It’s now official, the Earth’s inner core is indeed solid.
A recent study conducted by researchers from the Australian National University has confirmed that our planet’s inner core is solid. Using a method that enabled them to detect shear waves, the researchers were finally able to put constraints on the core’s solidity.
“We found the inner core is indeed solid, but we also found that it’s softer than previously thought. It turns out, if our results are correct, the inner core shares some similar elastic properties with gold and platinum,” Hrvoje Tkalčić, an associate professor at the Australian National University and one of the researchers, explained.
The inner core is like a time capsule, if we understand it we’ll understand how the planet was formed, and how it evolves.
~ Hrvoje Tkalčić, Associate Professor, Australian National University
Shear waves are among the waves of energy that are formed as the Earth’s crust grinds and groans on the surface. Unlike other energy waves that move back and forth, it moves up and down in a surf-like motion.

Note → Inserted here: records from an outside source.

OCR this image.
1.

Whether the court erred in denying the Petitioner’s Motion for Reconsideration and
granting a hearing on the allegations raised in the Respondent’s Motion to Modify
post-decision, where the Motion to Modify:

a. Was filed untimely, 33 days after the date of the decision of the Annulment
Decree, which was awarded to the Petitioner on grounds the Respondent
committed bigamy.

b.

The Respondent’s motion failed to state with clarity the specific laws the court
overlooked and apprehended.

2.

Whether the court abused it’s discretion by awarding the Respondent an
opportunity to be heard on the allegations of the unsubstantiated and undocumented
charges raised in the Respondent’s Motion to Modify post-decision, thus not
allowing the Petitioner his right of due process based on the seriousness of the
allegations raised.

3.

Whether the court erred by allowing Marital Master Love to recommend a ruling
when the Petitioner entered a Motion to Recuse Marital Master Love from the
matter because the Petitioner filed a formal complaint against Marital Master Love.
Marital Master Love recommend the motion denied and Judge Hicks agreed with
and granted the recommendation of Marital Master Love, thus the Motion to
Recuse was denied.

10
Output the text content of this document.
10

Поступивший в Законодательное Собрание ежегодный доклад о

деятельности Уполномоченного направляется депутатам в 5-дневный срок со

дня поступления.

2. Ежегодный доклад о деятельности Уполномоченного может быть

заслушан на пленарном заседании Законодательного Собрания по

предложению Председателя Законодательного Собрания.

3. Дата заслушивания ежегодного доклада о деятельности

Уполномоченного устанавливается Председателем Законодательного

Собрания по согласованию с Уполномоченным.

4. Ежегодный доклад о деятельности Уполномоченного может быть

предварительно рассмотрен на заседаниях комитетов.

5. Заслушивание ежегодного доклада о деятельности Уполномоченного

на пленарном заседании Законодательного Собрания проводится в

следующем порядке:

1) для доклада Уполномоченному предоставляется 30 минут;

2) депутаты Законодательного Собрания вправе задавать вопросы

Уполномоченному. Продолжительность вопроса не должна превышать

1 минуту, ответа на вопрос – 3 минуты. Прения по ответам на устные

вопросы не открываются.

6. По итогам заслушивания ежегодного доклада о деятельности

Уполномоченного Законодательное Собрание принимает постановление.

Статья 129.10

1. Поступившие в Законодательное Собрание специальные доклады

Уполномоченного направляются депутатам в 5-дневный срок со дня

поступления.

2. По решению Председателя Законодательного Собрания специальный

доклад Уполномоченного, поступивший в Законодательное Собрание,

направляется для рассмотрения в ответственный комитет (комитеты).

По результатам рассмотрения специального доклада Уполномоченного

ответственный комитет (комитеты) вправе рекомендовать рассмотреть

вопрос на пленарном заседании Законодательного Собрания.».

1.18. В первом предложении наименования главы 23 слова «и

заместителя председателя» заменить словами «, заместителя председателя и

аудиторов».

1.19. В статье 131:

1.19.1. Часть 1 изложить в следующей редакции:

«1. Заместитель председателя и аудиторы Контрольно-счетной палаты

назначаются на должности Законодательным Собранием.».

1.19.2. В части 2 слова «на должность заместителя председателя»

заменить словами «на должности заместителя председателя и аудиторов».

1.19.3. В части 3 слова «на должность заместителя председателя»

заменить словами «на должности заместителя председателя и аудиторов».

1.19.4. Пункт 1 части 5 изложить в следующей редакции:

As shear waves change phases and pass through solid objects, they carry with them valuable information about the object they have passed through.
One kind of shear wave, known as a J wave, can actually pass through the Earth’s inner core. However, it is so tiny and quiet that it’s highly difficult to study. In fact, J waves are virtually impossible to observe directly. That was the case until Tkalčić and his research partner Than-Son Phạm found a way to detect them by listening to earthquake vibrations.
The method utilizes two seismic receivers positioned on the Earth’s surface. The duo compares the notes taken by the two apparatus hours after the loudest rumbles from earthquakes have faded away. It appears that a pattern emerges if there are enough pairs of signals in the data.
“That’s called cross-correlation, or the measure of similarity. From those similarities we construct a global correlogram – a sort of fingerprint of the Earth,” Tkalčić said.
The results of the study revealed that the inner core of our planet is indeed solid, proving a theory proposed by the late Danish seismologist Inge Lehmann in 1930s. However, it’s not as solid as what was initially thought.
This study and the duos new method are expected to aid other scientists in better understanding the Earth’s inner core and the significance of the geomagnetic field.